The Disaster-Resilience Analytics and Solutions (D-RAS) KSB is a SWAT Team of highly skilled, technical experts who troubleshoot disaster risk and resilience challenges encountered by clients internal and external to the World Bank. The D-RAS Team advises and collaborates with teams to develop tailored, innovative solutions to the problems they face. These solutions include developing country disaster risk profiles, robust investment plans, economic loss models / cost benefit-analyses and much more.


Disaster Risk Analytics

The World Bank’s Disaster Risk Management (DRM) portfolio of hazard and risk identification and analysis projects incorporates a wide range of natural hazards, including earthquakes, hurricanes, floods and landslides. Under the CAPRA (Probabilistic Risk Assessment Program), the World Bank is developing a series of disaster risk profiles for countries in the Latin American and Caribbean region, with an initial focus on Central America. These Country Disaster Risk Profiles (CDRPs) provide estimates of potential economic losses and future risk to property and other asset classes from natural disasters.

Resilience Analytics

While traditional quantitative decision support analyses begin by asking: “What will the future bring?” Decision Making Under Uncertainty (DMU) methods ask, “What are the strengths and limitations of our strategies, and what can we do to improve them?” To answer this, rather than using models and data to evaluate plans under a single or handful of scenarios, DMU methods run models over hundreds of different scenarios – built around changing climate conditions, but also the changing socio-economic conditions that may affect the project’s performance. Statistical analyses of these model runs identify the key conditions under which each strategy satisfies or fails to satisfy decision makers’ objectives and visualizations help decision makers understand how robust different strategies are by benchmarking those key conditions against the range of plausible outcomes.

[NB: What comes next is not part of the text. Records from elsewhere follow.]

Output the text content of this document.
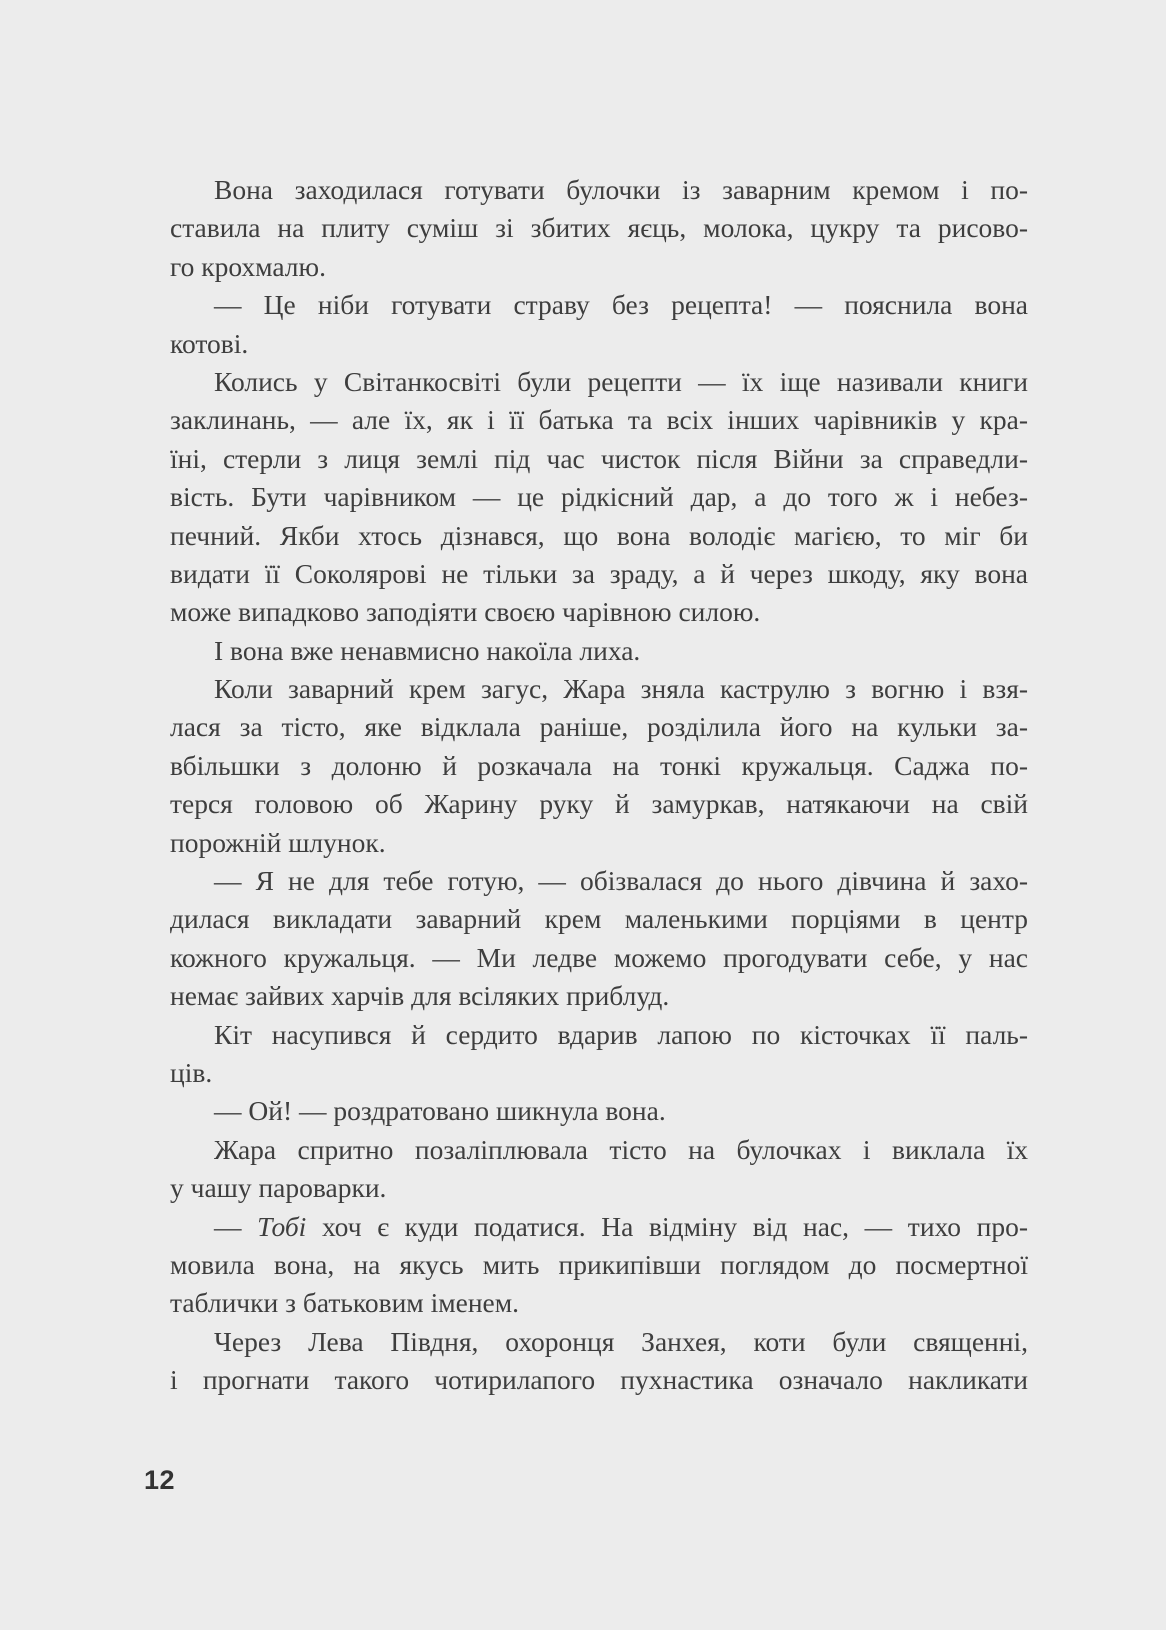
Вона заходилася готувати булочки із заварним кремом і по-
ставила на плиту суміш зі збитих яєць, молока, цукру та рисово-
го крохмалю.
— Це ніби готувати страву без рецепта! — пояснила вона
котові.
Колись у Світанкосвіті були рецепти — їх іще називали книги
заклинань, — але їх, як і її батька та всіх інших чарівників у кра-
їні, стерли з лиця землі під час чисток після Війни за справедли-
вість. Бути чарівником — це рідкісний дар, а до того ж і небез-
печний. Якби хтось дізнався, що вона володіє магією, то міг би
видати її Соколярові не тільки за зраду, а й через шкоду, яку вона
може випадково заподіяти своєю чарівною силою.
І вона вже ненавмисно накоїла лиха.
Коли заварний крем загус, Жара зняла каструлю з вогню і взя-
лася за тісто, яке відклала раніше, розділила його на кульки за-
вбільшки з долоню й розкачала на тонкі кружальця. Саджа по-
терся головою об Жарину руку й замуркав, натякаючи на свій
порожній шлунок.
— Я не для тебе готую, — обізвалася до нього дівчина й захо-
дилася викладати заварний крем маленькими порціями в центр
кожного кружальця. — Ми ледве можемо прогодувати себе, у нас
немає зайвих харчів для всіляких приблуд.
Кіт насупився й сердито вдарив лапою по кісточках її паль-
ців.
— Ой! — роздратовано шикнула вона.
Жара спритно позаліплювала тісто на булочках і виклала їх
у чашу пароварки.
— Тобі хоч є куди податися. На відміну від нас, — тихо про-
мовила вона, на якусь мить прикипівши поглядом до посмертної
таблички з батьковим іменем.
Через Лева Півдня, охоронця Занхея, коти були священні,
і прогнати такого чотирилапого пухнастика означало накликати
12
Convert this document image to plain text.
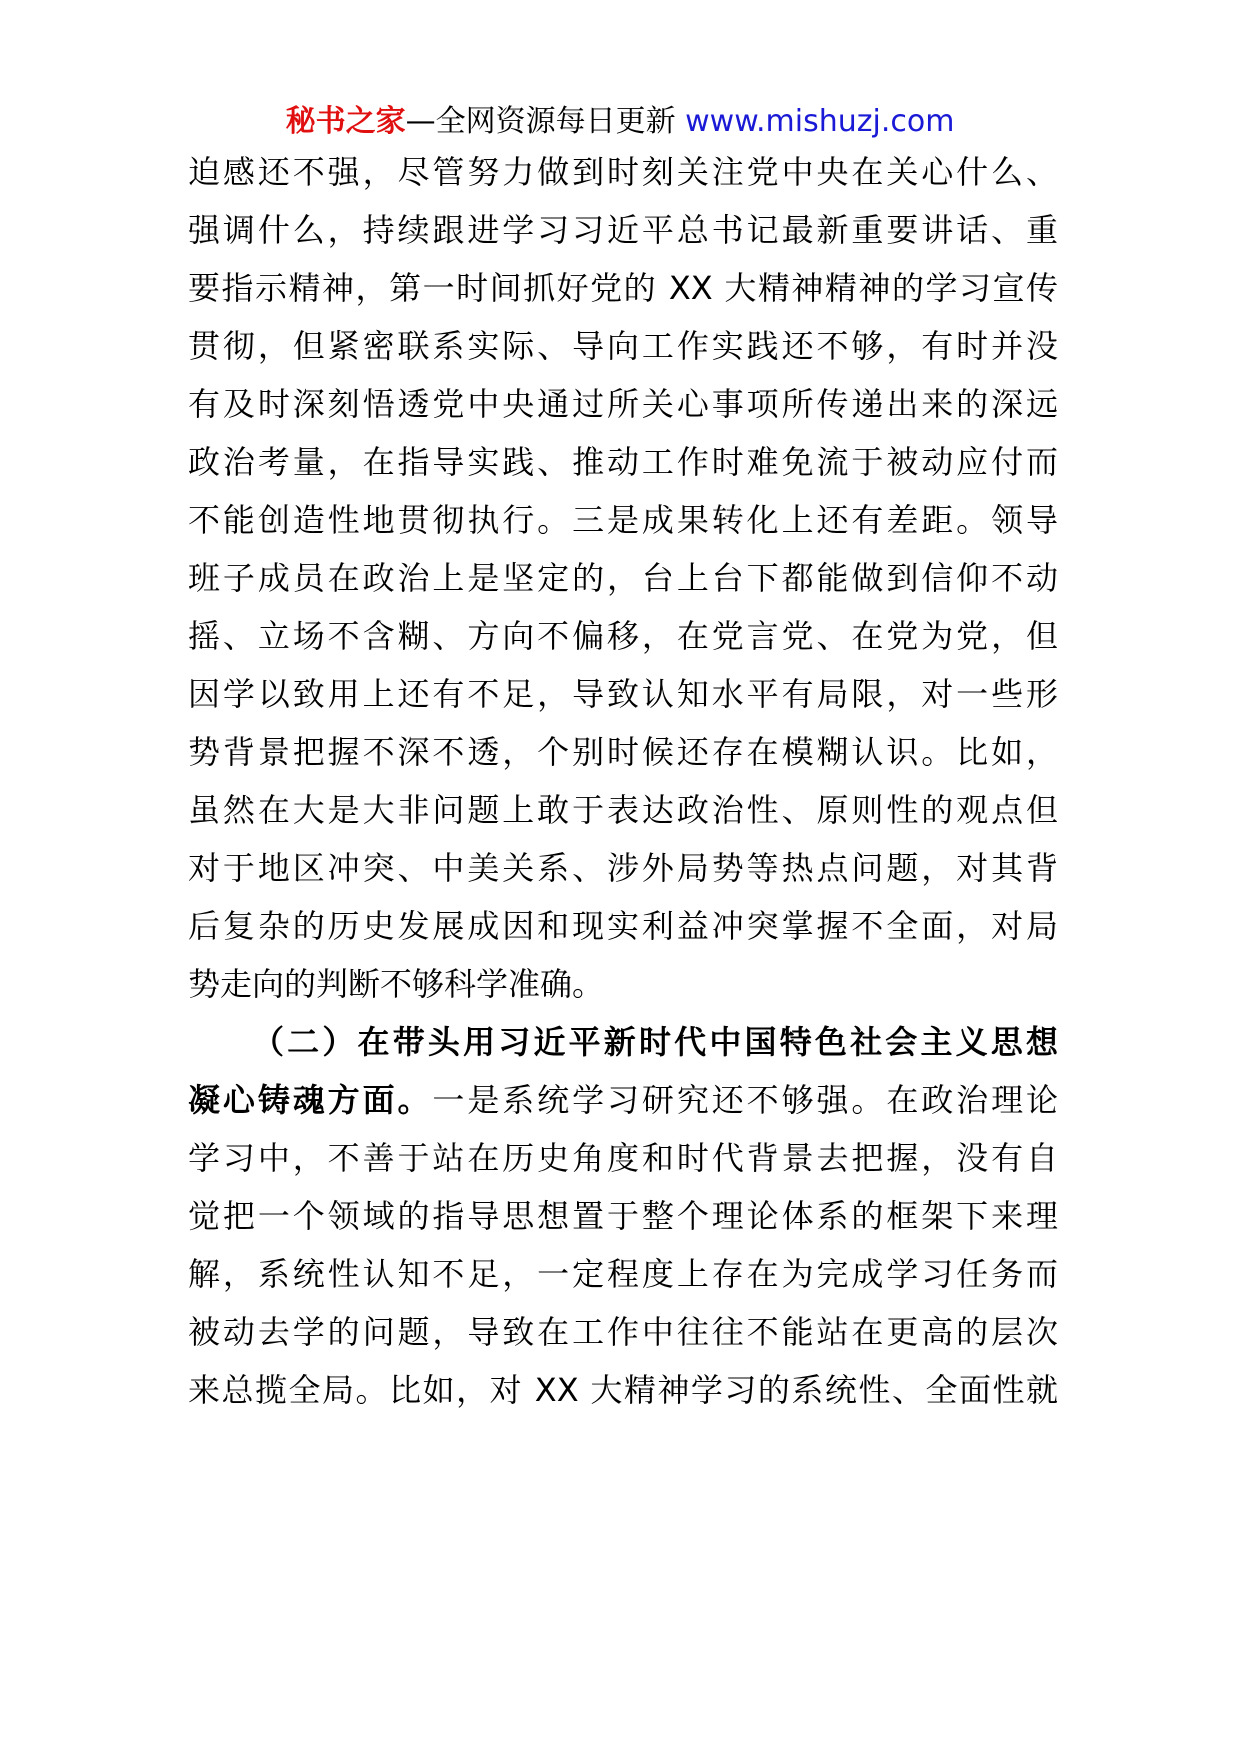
秘书之家—全网资源每日更新 www.mishuzj.com
迫感还不强，尽管努力做到时刻关注党中央在关心什么、
强调什么，持续跟进学习习近平总书记最新重要讲话、重
要指示精神，第一时间抓好党的 XX 大精神精神的学习宣传
贯彻，但紧密联系实际、导向工作实践还不够，有时并没
有及时深刻悟透党中央通过所关心事项所传递出来的深远
政治考量，在指导实践、推动工作时难免流于被动应付而
不能创造性地贯彻执行。三是成果转化上还有差距。领导
班子成员在政治上是坚定的，台上台下都能做到信仰不动
摇、立场不含糊、方向不偏移，在党言党、在党为党，但
因学以致用上还有不足，导致认知水平有局限，对一些形
势背景把握不深不透，个别时候还存在模糊认识。比如，
虽然在大是大非问题上敢于表达政治性、原则性的观点但
对于地区冲突、中美关系、涉外局势等热点问题，对其背
后复杂的历史发展成因和现实利益冲突掌握不全面，对局
势走向的判断不够科学准确。
（二）在带头用习近平新时代中国特色社会主义思想
凝心铸魂方面。一是系统学习研究还不够强。在政治理论
学习中，不善于站在历史角度和时代背景去把握，没有自
觉把一个领域的指导思想置于整个理论体系的框架下来理
解，系统性认知不足，一定程度上存在为完成学习任务而
被动去学的问题，导致在工作中往往不能站在更高的层次
来总揽全局。比如，对 XX 大精神学习的系统性、全面性就
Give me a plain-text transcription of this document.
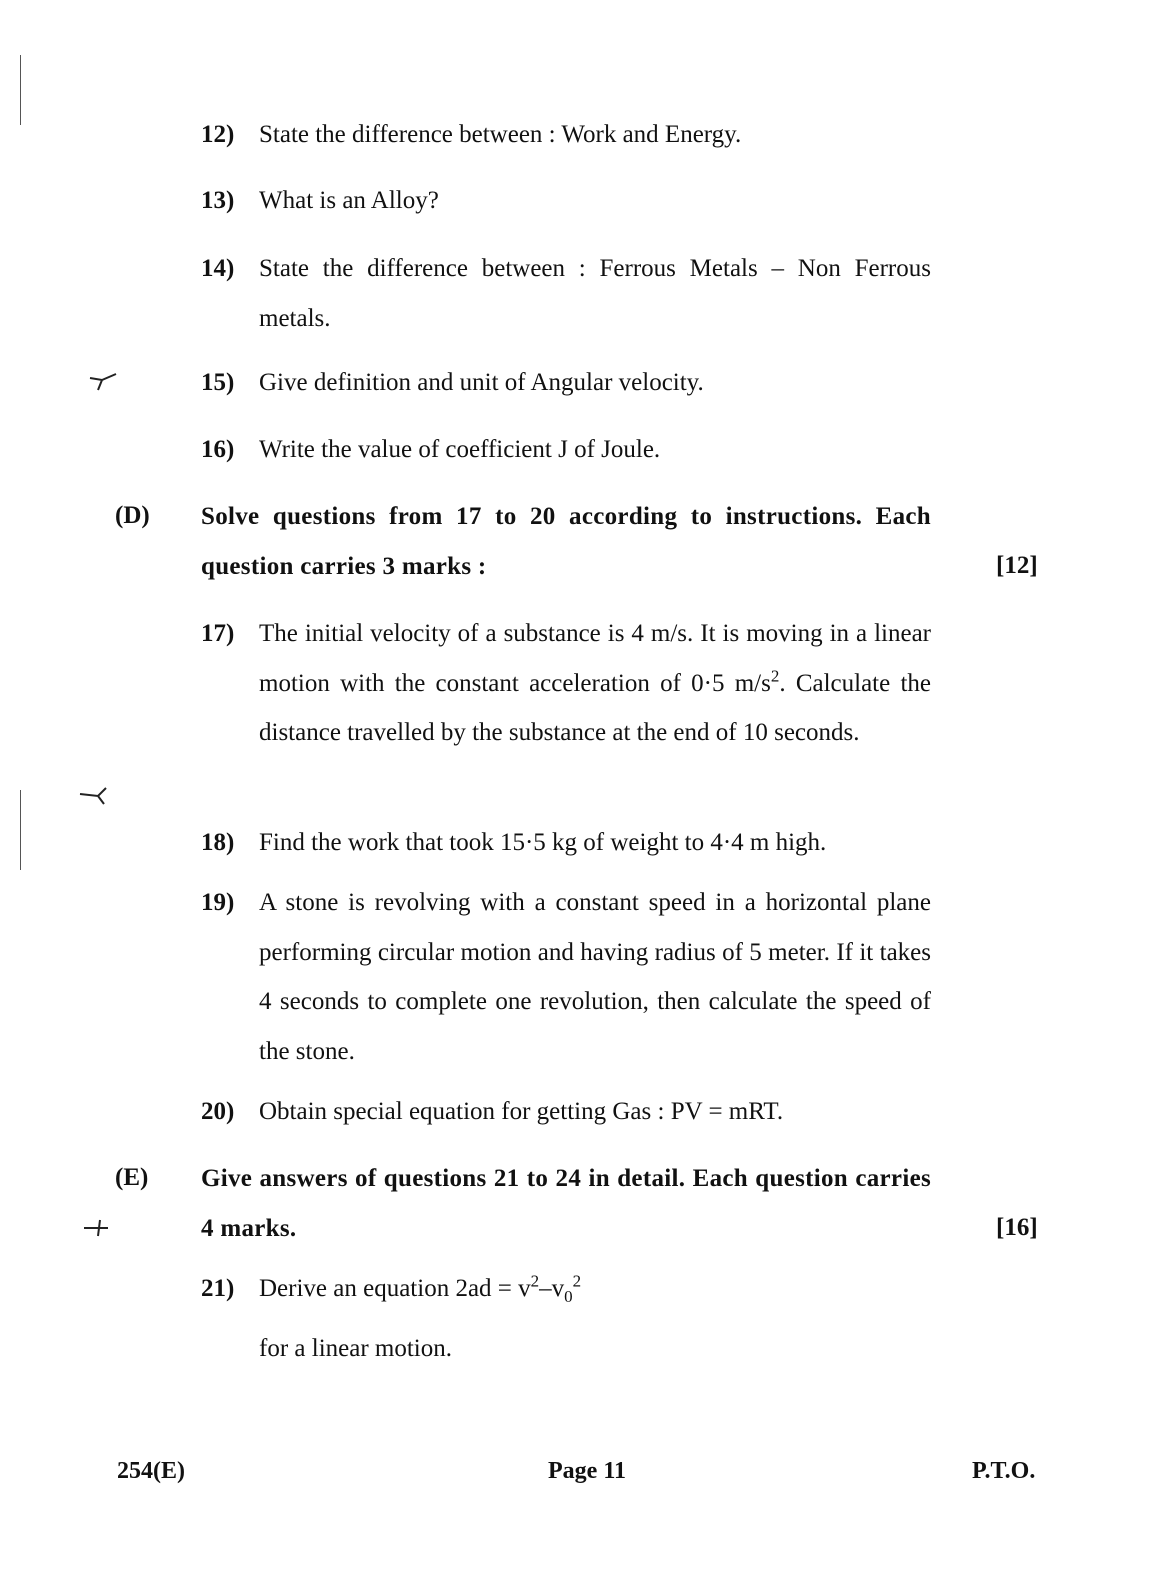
12) State the difference between : Work and Energy.
13) What is an Alloy?
14) State the difference between : Ferrous Metals – Non Ferrous metals.
15) Give definition and unit of Angular velocity.
16) Write the value of coefficient J of Joule.
(D) Solve questions from 17 to 20 according to instructions. Each question carries 3 marks :	[12]
17) The initial velocity of a substance is 4 m/s. It is moving in a linear motion with the constant acceleration of 0·5 $m/s^2$. Calculate the distance travelled by the substance at the end of 10 seconds.
18) Find the work that took 15·5 kg of weight to 4·4 m high.
19) A stone is revolving with a constant speed in a horizontal plane performing circular motion and having radius of 5 meter. If it takes 4 seconds to complete one revolution, then calculate the speed of the stone.
20) Obtain special equation for getting Gas : PV = mRT.
(E) Give answers of questions 21 to 24 in detail. Each question carries 4 marks.	[16]
21) Derive an equation $2ad = v^2-v_0^2$
for a linear motion.
254(E)	Page 11	P.T.O.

Recent successful applications of disaster risk and resilience analytics include:

Disaster Risk Analytics
  • Quantification of building stock value of cities (Dar es Salaam)
  • Creation of country disaster risk profiles (Central America)
  • Rapid post-disaster loss assessments (April 2015 Nepal earthquake)
  • Development of economic loss models / cost-benefit analyses (Can-Tho)

Resilience Analytics

 

  • Development of robust investment plans (Peru)
  • Evaluation of tradeoffs among multiple flood mitigation interventions (Colombo)
  • Assessment of infrastructure vulnerabilities (Road network in Peru)
  • Design of resilient hydropower infrastructure (Nepal)e.